Machine Learning Monitoring — What, Why, Where, and How?
Making sure you have a healthy model making the right predictions
So you’ve deployed your model and it is now processing the requests and making predictions on live data. That’s great! But you are not done yet. Like any other service, you need to monitor your model. But monitoring a model is not the same as monitoring any other service. This article will try to explain Why you need to monitor your model, What metrics you need to monitor, Where monitoring fits into the Machine Learning Lifecycle and How do get started with monitoring your models.

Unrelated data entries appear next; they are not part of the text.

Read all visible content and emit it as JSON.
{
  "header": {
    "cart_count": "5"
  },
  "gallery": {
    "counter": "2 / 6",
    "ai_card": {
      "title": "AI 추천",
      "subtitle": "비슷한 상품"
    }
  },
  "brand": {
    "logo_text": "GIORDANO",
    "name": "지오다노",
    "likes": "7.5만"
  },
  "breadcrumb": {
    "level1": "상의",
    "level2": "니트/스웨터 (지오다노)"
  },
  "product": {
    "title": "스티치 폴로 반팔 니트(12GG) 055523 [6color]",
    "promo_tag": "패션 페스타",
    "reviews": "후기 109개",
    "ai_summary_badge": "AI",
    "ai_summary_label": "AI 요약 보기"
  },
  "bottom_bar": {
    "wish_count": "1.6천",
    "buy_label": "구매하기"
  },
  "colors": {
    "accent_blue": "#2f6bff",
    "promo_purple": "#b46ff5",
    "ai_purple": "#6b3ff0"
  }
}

Why do we need monitoring?
Anyone who has a service running in production needs to be monitored to make sure that the service is healthy (running and processing requests without unexpected errors).
But machine learning monitoring is different. A model serving can fail without making any noise. The service will be up, running and processing requests. This happens when the quality of predictions gets bad.
But why does this happen? We trained a model to have a good accuracy before moving it to production. This happens because data “drifts” over time. The distribution of data the model was trained on might end up being different from what it encounters in production. Sometimes the model might also become stale. This happens when the model’s environment shifts or changes.
We saw this a while back. When Covid-19 and lockdowns hit the world, the behaviour and shopping patterns of people around the world changed. This meant the models used by e-commerce and similar websites were encountering data that was very different from what they were trained on. This mean they might be making predictions and recommendations that are not very relevant.
Data drift and stale models are one of the many reasons for why we need Machine Learning Monitoring. Some other reasons that make Machine Learning Monitoring essential are — Failure in data dependencies, feature unavailability, and negative feedback loops.
What metrics should you monitor?
There are two ways to do Machine Learning monitoring — Setting up dashboards for realtime monitoring and have jobs that run periodically to calculate the necessary metrics. In both these cases, the metrics you monitor are generally the same.
To monitor Data drift, you can plot data distribution of the training data and the data the model encounters in production, compare the two to identify data drift. If you want to automate this a bit, you can measure the p-value and use it to identify drift
Other metrics to measure drift are Kullback-Leibler divergence and Kolmogorov-Smirnov test.
Kullback-Leibler divergence is a measure of how two distributions are different from each other. Learn more here.
Kolmogorov-Smirnov test is a nonparametric test of the equality of continuous, one-dimensional distributions that can be used to compare a sample with a reference distribution or compare two samples. Learn more here.
In most cases, understanding how you data changes over time should help identify a lot of the issues with your model.
Where does monitoring fit into the Machine Learning Lifecycle?
As mentioned in the start of this post, you start monitoring your models once it is live in production. You can set up alerts for the metrics you measure so you can be notified when your model needs retraining or some help from you.
How do I start monitoring my models?
There are many libraries and frameworks to help you monitor your models. A comparative summary can be found here.
I have experimented with Boxkite and Evidently.
Evidently is useful to generate periodic reports for your data. It can give a report in the form of a Dashboard (html page) or as a json.
Evidently can be used not only for dashboarding, but can also be integrated into your prediction pipelines. It works with Airflow, MLflow and recently they’ve added a Grafana integration too: https://evidentlyai.com/blog/evidently-and-grafana-ml-monitoring-live-dashboards.
Boxkite is great for realtime dashboards. You can have to expose an endpoint that prometheus uses to fetch the metrics which are then used in Grafana to create dashboards and alerts. It can also be used with Kubeflow and MLFlow.
Machine Learning monitoring is essential to making sure you have a healthy and useful model serving predictions to your users and can help you identify any issues with your model before it has a significant impact on your users.